The USA won FIBA’s Under-19 World Championship for Women over the break, led by the University of Connecticut’s Breanna Stewart. But for WNBA purposes, the other teams were more relevant than the USA. Assuming the qualification criteria don’t change significantly in the next Collective Bargaining Agreement (the current one expires at the end of this season), many of the best players from other countries in this tournament will be eligible for the WNBA draft next year. So watch out for Spain’s Astou Ndour, a long-limbed 6’6” athlete who’s only 18 and already playing heavy minutes in Spain’s top division. France had point guard Olivia Epoupa and wing Valeriane Ayayi.
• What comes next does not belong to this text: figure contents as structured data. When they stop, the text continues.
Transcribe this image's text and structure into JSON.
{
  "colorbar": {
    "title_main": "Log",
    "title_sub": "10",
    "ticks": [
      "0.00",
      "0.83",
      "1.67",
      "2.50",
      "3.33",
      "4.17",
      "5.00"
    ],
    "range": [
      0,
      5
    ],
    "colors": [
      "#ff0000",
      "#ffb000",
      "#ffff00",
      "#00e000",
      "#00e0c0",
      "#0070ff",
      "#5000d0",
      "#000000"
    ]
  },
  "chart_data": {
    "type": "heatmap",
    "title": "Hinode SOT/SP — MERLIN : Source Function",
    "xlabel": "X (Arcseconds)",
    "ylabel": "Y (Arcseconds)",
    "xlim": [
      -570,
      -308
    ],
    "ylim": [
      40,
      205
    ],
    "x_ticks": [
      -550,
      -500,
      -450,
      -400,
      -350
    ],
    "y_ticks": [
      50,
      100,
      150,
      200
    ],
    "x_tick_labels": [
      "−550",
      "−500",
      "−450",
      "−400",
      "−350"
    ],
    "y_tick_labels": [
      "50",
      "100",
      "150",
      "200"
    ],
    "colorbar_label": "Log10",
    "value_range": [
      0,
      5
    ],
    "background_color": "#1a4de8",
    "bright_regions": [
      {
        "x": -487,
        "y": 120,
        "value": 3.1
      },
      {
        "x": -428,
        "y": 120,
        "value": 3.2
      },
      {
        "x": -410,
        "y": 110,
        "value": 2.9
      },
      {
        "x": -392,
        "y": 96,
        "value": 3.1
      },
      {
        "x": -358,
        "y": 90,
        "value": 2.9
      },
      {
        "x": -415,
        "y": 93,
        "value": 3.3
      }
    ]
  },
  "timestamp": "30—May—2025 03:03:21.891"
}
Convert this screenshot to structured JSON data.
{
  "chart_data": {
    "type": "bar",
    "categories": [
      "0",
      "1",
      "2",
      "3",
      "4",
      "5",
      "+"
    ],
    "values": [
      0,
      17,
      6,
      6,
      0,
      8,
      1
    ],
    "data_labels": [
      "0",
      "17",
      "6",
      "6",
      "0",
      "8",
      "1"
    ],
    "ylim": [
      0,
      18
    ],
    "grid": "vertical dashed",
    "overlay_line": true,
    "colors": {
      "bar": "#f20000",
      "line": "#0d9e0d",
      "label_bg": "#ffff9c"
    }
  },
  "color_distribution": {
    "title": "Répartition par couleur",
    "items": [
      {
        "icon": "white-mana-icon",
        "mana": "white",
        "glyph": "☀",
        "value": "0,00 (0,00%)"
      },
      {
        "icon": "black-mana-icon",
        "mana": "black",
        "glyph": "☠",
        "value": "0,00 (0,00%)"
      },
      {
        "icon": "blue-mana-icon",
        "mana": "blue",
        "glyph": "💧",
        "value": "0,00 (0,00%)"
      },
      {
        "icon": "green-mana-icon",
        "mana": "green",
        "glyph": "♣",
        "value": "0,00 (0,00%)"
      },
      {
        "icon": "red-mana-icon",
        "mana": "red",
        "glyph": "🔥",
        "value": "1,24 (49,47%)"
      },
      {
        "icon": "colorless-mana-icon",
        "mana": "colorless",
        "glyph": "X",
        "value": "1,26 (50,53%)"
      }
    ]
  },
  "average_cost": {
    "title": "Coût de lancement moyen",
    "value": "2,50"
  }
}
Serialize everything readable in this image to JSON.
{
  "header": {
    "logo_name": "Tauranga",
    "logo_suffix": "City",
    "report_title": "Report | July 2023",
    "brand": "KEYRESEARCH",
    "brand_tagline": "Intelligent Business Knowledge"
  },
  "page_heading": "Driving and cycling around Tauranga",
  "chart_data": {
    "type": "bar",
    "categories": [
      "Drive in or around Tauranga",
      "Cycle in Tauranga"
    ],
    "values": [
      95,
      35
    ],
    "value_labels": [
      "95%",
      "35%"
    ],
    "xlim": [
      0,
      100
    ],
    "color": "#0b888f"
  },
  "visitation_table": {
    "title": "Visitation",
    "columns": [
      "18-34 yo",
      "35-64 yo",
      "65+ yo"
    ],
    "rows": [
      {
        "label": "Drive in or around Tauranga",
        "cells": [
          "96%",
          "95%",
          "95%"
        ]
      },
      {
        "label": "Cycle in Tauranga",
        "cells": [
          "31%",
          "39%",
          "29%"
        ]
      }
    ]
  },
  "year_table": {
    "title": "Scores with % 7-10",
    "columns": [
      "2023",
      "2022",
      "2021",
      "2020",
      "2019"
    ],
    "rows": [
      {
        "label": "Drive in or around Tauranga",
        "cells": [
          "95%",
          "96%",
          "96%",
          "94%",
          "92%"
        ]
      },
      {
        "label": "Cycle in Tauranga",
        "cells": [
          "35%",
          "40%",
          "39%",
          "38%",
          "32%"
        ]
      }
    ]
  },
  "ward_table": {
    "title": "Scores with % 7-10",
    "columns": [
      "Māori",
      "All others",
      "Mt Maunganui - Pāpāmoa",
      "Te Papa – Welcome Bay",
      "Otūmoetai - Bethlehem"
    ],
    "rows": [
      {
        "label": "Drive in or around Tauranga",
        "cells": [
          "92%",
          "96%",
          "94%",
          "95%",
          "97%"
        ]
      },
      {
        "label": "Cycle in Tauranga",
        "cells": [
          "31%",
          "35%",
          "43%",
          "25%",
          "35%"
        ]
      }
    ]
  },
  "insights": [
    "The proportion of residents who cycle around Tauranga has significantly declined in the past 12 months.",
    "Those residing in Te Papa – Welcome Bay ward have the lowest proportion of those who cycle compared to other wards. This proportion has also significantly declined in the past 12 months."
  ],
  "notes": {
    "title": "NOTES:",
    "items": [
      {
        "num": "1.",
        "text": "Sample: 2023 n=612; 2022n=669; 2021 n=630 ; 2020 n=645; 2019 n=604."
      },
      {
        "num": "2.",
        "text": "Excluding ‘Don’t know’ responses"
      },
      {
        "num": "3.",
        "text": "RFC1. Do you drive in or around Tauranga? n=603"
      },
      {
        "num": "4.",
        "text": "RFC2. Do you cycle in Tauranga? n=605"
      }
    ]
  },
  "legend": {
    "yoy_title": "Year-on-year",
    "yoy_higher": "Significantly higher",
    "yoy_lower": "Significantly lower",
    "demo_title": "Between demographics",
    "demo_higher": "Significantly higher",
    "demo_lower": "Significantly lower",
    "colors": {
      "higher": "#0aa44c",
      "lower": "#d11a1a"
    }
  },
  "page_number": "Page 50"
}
And there are several Australians who might be late-round options, including 6’1” guard Stephanie Talbot. Emma Meesseman was the obvious overseas standout this year – there might be a few options next season worth taking a look at.
Wednesday July 31st (tomorrow):
New York @ Washington, 7pm ET. Mystics -6.5 is the line, showing just how poor New York have been over much of the first half of the season. It seems a little high, but New York haven’t earned any respect after following up their win over Indiana with an insipid performance in San Antonio. I’ll take Washington to win and cover.